Whether in business or in daily communications, email can be a huge benefit to our daily lives. The problem with email, however, is that most people don’t understand basic email etiquette. When you are emailing your BFF forever, you can use pretty much anything you want to get your points across.
When you are emailing a client or contemporary, you might want to tone it down a bit. Email is an effective tool at getting information from one place to another, but it can just as easily make a bad impression too. Here are five things that drive me nuts in email communications:
Dude! I CAN HEAR YOU!
If you type in all caps, they can probably hear you in space. All caps equals YELLING in emails and it is universally frowned upon. If you send me an email in all caps, I am about ninety five percent more likely to erase without reading. All caps is also very hard on some people’s eyes...turn it down a notch!
Keep it brief
Emails are meant to be brief and informative. If you have to use six million words to say a simple thing, chances are the person that is reading those six million words will get sick of it and skip to the end of the email….Then they might miss the entire purpose of those six million words and not get the point of the long and winding message at all. You should never word an email in such a manner because it…..get the point?

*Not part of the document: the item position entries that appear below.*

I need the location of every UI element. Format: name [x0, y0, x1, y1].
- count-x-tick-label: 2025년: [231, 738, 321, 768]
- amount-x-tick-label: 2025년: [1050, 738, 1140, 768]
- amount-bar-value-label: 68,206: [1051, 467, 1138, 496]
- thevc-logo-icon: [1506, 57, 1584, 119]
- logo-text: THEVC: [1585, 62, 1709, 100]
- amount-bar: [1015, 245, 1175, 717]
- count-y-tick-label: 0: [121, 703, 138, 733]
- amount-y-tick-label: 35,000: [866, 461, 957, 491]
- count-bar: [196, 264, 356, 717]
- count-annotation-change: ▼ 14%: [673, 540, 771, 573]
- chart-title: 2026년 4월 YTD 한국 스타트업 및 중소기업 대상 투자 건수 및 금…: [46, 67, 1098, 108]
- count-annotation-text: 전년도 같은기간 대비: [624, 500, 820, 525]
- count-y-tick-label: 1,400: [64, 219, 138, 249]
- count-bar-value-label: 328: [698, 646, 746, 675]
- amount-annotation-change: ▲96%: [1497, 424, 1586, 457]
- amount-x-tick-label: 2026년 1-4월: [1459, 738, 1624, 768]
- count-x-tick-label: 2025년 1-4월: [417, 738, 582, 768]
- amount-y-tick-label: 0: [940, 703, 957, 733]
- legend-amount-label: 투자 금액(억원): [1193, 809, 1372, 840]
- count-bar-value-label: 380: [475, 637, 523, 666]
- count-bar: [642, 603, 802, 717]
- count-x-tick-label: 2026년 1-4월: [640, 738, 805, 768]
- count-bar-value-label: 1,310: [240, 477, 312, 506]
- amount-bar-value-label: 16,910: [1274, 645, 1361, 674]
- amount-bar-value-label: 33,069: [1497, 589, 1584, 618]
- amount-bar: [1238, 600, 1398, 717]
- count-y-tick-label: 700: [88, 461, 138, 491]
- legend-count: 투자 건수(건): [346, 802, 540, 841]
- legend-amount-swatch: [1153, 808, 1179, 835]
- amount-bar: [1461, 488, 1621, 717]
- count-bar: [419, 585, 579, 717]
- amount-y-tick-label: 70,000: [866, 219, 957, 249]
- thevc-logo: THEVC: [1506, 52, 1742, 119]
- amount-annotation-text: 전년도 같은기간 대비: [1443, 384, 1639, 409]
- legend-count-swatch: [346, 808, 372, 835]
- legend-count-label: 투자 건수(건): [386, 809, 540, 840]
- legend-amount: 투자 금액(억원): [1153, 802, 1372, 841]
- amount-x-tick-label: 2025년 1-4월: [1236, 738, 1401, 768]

Leave the text speak in the phone
It might shock you to know that not everyone out there knows what OMG, TTYL and ROFL means. If you send a ton of that text speak in a message to me, my mind might just explode. Don’t leave me over here trying to figure out a bunch of letters when a simple sentence would do just fine. Type it out with your lazy fingers, people!
Who has my email again?
Newsflash...if you send a bulk email out and leave the addresses in the top of the email, everyone will have all those addresses. Chances are there are going to be some folks that are upset about such a development. People protect their email these days very carefully and you would be wise to respect that. If I trust you with my email and you misuse it, I have been known to do very bad things. Don’t ask what they are...
Don’t send me junk mail
This one is similar to the one above but it has even worse implications. You sending me junk mail is kind of like someone sending me a rattlesnake in the mail. Junk mail is eventually going to bring malware or viruses. I will delete you quickly before I go through such a hardship for a funny picture of an old lady farting in cartoon-speak.
Save it for Facebook and Pinterest where I can see it at someone else’s risk.
These are five of the more prominent irritations I encounter with email. What others can you think of?